E-SLIDE : A web-based text-mining tool for the construction of landslide catalogues

Dumitriu, M. (1,2), Bernhard, D. (1), Malet, J.-P. (2), Puissant, A. (3), Mathieu, A. (2)

(1) Linguistique, Langues, Parole, EA 1339, Département d’Informatique, Université de Strasbourg, 22 rue Descartes, F-67084 Strasbourg Cedex
(2) Institut de Physique du Globe de Strasbourg, CNRS UMR 7516, Université de Strasbourg, 5 rue Descartes, F-67084 Strasbourg Cedex
(3) Laboratoire Image, Ville, Environnement, CNRS UMR 7362, Université de Strasbourg, 3 rue de l’Argonne, F-67083 Strasbourg Cedex

Landslides are a complex natural process that constitutes a serious natural hazard in many countries. The term includes a wide variety of slope movements, such as soil slips, deep-seated slides, mudflows, debris flows, rockfalls, etc.
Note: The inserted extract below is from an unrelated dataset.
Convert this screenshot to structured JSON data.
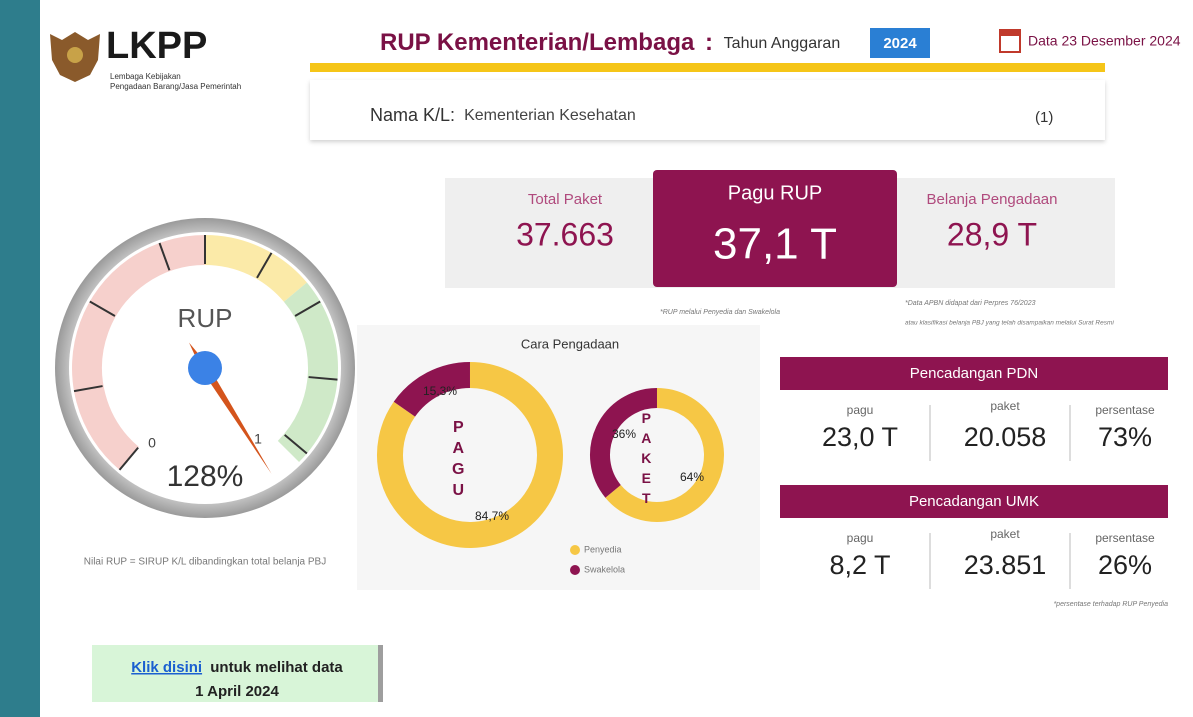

In order to quantify their occurrence, and associate them to a triggering event, it is necessary to construct event catalogues, with information on the date, spatial location and intensity of the event, and, possibly, information on the observed damages.
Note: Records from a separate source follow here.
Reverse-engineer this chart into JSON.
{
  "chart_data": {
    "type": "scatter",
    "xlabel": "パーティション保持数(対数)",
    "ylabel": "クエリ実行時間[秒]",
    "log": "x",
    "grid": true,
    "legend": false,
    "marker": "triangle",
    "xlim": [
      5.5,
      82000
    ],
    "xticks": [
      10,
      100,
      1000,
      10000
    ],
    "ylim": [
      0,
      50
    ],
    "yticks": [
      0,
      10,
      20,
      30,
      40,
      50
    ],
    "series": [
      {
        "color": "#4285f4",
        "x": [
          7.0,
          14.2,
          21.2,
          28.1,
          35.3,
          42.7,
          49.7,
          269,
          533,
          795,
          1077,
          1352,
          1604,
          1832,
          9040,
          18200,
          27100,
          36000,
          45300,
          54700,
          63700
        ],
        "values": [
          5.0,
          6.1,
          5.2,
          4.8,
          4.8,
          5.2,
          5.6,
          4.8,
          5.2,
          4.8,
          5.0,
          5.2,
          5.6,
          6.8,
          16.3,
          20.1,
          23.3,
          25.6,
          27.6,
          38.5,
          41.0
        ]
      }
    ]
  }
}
Most of the landslide causing damages (whatever the level of severity) are reported in on-line newspapers or in local information media just after the event. This type of inventory can be called landslide-event inventory as it is associated with a trigger. An overview of the syntaxical structure of the description of the landslide event in the media indicates that most of the articles are constructed using a similar framework, and that text-mining techniques could be used to automatically retrieve and store relevant information in a database.
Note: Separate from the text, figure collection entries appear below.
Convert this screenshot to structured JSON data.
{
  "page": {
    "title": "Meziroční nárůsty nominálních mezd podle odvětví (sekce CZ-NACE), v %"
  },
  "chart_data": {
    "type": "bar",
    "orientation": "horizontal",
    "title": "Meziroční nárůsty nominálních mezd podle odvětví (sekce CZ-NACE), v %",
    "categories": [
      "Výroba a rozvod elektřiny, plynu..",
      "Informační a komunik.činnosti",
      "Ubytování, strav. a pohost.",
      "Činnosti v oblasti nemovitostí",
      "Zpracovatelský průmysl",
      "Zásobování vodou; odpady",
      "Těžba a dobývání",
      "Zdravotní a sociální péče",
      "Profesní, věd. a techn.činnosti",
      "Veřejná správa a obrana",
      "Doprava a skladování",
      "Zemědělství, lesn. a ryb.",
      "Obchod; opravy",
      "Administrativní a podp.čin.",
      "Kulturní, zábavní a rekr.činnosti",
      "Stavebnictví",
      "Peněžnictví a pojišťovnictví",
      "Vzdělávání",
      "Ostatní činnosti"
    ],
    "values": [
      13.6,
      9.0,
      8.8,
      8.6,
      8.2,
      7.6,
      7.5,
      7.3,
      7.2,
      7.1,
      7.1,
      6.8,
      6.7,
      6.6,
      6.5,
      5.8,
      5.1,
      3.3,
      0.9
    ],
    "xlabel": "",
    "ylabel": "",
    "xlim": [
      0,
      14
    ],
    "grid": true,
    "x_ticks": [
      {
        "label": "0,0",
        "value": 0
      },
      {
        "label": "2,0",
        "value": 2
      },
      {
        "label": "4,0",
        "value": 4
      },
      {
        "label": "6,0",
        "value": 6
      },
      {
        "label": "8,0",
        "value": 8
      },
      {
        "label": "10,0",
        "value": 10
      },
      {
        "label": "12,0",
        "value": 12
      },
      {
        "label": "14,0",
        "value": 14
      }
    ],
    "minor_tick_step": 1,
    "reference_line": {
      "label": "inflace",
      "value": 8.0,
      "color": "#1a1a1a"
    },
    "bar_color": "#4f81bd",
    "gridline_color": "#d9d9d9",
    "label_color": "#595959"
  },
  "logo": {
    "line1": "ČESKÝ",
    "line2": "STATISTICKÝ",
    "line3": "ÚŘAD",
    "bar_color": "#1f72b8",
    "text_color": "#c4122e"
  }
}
The objective of this work is to present the service E-SLIDE which aims to mine daily a serie of nearly 400 RSS feeds and internet-based newspapers. The service is constructed around a serie of programs which are called in a BASH script that will parse and extract landslide information daily from the web.
After a first automatic selection of the article containing a serie of keywords describing slope-movements, the Unitex suite (e.g. a corpus processing system based on automated-oriented technology) is used to extract the event type, the event date, the event geographical location, the number of casualties, the possible damage, and if available, photographs of the event. All this information is automatically stored annotated and stored in a database. Two maps are further created with the location of the events, and the cumulated number of events per country.
The service has been developed for the French Landslide Observatory OMIV by the OMIV-EOST team at University of Strasbourg.